VCF isn't a database, and will never support region and sample queries at scale or at "web-speed" in the era of national biobanks. Even its usefulness in transmitting variants is not sustainable past a few thousand samples. Annotation can also be problematic given that everything needs to be serialized into the INFO field. The shift away from joint genotyping and toward single sample gVCFs as the preferred currency further muddies the waters.
There are three or four major types of successors to VCFs as variant warehouses that are worth mentioning.
Spark-based (requires a Spark cluster to scale):
- hail.MatrixTable - based on Parquet. Hail powers a number of analyses on gnomAD, UK Biobank, and other large genomic datasets.
- Glow Spark Dataframe - based on Spark and DeltaLake, Glow offers GloWGR, a distributed version of the regenie GWAS package. Provides user-defined functions (UDFs) and variant normalization functions.
Cloud-vendor managed solutions
Distributed SQL & NoSQL
- OpenCGA - open-source project for storing variant data and associated metadata in MongoDB
- Snowflake - closed-source distributed SQL engine
Multidimensional array based
SciDB - closed-source platform. Hosts large datasets including UK Biobank.
TileDB-VCF (requires a TileDB-Cloud account to scale) - an open source python package that uses serverless TileDB multidimensional arrays indexed on chr, pos, and sample. TileDB-VCF on TileDB-Cloud powers real-time queries for variant browsers as well as large notebook-based analyses that use task graphs in conjunction with UDFs. Disclaimer: I am the product manager for TileDB-VCF.
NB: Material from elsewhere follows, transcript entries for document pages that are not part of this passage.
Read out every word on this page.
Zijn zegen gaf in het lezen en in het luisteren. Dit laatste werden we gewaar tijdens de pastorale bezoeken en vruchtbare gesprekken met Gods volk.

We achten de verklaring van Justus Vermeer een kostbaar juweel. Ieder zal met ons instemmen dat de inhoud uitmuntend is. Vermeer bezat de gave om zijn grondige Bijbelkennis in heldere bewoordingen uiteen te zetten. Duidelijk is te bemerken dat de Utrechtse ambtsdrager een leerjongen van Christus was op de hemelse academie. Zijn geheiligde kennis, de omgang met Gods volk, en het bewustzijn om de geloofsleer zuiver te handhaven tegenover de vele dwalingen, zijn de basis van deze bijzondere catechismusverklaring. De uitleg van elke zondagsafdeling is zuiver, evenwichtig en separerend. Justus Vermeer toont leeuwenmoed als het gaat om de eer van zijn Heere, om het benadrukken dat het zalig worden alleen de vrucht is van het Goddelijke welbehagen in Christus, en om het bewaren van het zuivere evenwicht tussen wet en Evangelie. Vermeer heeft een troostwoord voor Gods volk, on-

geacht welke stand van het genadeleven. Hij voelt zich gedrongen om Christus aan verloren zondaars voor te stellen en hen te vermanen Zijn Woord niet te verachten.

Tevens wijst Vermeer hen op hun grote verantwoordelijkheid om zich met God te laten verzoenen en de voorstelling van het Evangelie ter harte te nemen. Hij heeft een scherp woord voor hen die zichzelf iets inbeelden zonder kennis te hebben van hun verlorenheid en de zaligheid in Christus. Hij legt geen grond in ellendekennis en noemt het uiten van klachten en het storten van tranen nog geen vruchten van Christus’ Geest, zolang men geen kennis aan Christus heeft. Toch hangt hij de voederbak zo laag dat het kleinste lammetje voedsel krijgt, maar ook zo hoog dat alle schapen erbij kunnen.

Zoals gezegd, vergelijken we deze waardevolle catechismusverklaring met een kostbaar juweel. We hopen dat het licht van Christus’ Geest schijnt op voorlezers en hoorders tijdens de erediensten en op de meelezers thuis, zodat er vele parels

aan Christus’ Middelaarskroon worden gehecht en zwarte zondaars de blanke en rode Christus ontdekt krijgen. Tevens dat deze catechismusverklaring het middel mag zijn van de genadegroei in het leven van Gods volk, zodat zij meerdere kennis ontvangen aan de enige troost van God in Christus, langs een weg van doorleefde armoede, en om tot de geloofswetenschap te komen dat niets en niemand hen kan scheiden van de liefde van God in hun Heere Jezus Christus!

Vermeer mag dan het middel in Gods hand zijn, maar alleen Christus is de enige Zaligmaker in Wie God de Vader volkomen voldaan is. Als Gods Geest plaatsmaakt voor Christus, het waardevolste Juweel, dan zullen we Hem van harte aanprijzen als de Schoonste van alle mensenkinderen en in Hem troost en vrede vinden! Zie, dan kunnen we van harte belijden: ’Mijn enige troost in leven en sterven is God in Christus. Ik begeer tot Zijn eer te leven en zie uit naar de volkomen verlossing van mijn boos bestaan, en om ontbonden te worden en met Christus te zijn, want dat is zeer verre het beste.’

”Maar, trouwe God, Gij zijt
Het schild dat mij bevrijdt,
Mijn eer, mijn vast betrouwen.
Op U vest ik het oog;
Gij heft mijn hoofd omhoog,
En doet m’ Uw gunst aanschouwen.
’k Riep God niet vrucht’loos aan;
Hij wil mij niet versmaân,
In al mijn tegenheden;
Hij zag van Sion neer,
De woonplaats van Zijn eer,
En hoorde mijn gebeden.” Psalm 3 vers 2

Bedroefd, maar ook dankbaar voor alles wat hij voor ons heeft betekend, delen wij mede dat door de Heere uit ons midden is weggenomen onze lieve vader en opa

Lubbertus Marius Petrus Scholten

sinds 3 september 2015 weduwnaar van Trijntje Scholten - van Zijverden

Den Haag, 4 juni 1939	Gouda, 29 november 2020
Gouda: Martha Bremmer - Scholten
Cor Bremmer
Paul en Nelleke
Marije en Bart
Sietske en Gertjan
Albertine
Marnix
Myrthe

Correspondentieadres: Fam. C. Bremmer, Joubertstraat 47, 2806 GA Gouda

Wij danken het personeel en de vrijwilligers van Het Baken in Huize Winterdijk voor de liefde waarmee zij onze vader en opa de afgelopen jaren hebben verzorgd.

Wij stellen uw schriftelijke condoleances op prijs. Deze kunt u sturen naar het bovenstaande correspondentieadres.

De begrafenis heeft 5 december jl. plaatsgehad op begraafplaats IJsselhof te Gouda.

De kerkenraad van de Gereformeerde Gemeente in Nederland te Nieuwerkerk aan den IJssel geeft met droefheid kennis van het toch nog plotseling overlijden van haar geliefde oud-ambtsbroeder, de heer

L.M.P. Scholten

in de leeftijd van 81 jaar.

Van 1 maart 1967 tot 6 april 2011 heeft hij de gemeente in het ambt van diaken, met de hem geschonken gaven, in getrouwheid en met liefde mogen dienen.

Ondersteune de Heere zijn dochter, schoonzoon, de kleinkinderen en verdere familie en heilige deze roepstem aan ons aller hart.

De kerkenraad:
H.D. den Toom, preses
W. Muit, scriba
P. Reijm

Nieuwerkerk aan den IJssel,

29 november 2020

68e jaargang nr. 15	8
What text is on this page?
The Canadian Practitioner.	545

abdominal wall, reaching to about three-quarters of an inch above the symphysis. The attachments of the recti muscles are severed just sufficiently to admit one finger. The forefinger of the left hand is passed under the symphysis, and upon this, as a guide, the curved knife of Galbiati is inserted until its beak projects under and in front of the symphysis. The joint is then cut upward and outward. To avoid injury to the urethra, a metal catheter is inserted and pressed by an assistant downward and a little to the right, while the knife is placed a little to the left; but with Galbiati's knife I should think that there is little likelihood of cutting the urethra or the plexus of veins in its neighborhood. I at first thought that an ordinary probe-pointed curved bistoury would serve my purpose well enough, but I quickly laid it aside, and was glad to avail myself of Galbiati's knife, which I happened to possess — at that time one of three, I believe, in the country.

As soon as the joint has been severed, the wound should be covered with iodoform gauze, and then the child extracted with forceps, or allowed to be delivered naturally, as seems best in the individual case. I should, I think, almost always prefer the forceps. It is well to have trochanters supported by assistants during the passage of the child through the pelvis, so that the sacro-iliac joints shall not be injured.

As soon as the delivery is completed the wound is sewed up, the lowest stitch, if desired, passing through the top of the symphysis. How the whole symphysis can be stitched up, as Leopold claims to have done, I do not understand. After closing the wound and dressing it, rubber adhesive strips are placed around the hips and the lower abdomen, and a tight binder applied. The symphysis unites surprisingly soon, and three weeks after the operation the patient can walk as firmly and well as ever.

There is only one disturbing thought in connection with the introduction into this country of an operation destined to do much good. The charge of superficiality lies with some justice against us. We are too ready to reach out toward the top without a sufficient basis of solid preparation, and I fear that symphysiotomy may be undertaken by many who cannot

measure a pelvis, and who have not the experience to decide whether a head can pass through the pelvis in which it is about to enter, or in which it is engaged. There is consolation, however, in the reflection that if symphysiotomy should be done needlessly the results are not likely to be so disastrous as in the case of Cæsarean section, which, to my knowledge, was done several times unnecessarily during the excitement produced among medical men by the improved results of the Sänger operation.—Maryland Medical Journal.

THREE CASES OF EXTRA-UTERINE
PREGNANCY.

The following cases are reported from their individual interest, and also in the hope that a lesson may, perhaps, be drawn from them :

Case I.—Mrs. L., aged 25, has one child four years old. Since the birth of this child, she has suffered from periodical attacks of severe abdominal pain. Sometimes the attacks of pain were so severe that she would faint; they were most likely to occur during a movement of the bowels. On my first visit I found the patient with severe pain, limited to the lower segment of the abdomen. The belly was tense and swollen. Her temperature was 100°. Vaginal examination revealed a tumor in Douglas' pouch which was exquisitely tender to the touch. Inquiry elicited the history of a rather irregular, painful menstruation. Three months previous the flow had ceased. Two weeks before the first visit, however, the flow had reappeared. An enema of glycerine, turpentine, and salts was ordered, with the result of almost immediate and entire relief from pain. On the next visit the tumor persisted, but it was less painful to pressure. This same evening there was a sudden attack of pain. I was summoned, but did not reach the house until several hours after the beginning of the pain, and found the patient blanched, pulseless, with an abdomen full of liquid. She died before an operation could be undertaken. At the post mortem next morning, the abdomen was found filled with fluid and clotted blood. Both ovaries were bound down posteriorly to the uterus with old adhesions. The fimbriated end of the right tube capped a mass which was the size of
These solutions have vastly different performance, flexibility, and portability characteristics, as well as different cost structures, infrastructure needs, and varying levels of support for gVCF ref/no-call ranges (the n+1 problem), SVs, and pangenomic graph-based representations. It seems likely the growing interest in multi-omics - combining analyses of genomic variation with transcriptomics, proteomics, cytomics, and imaging - will also shape the future of variant warehouses.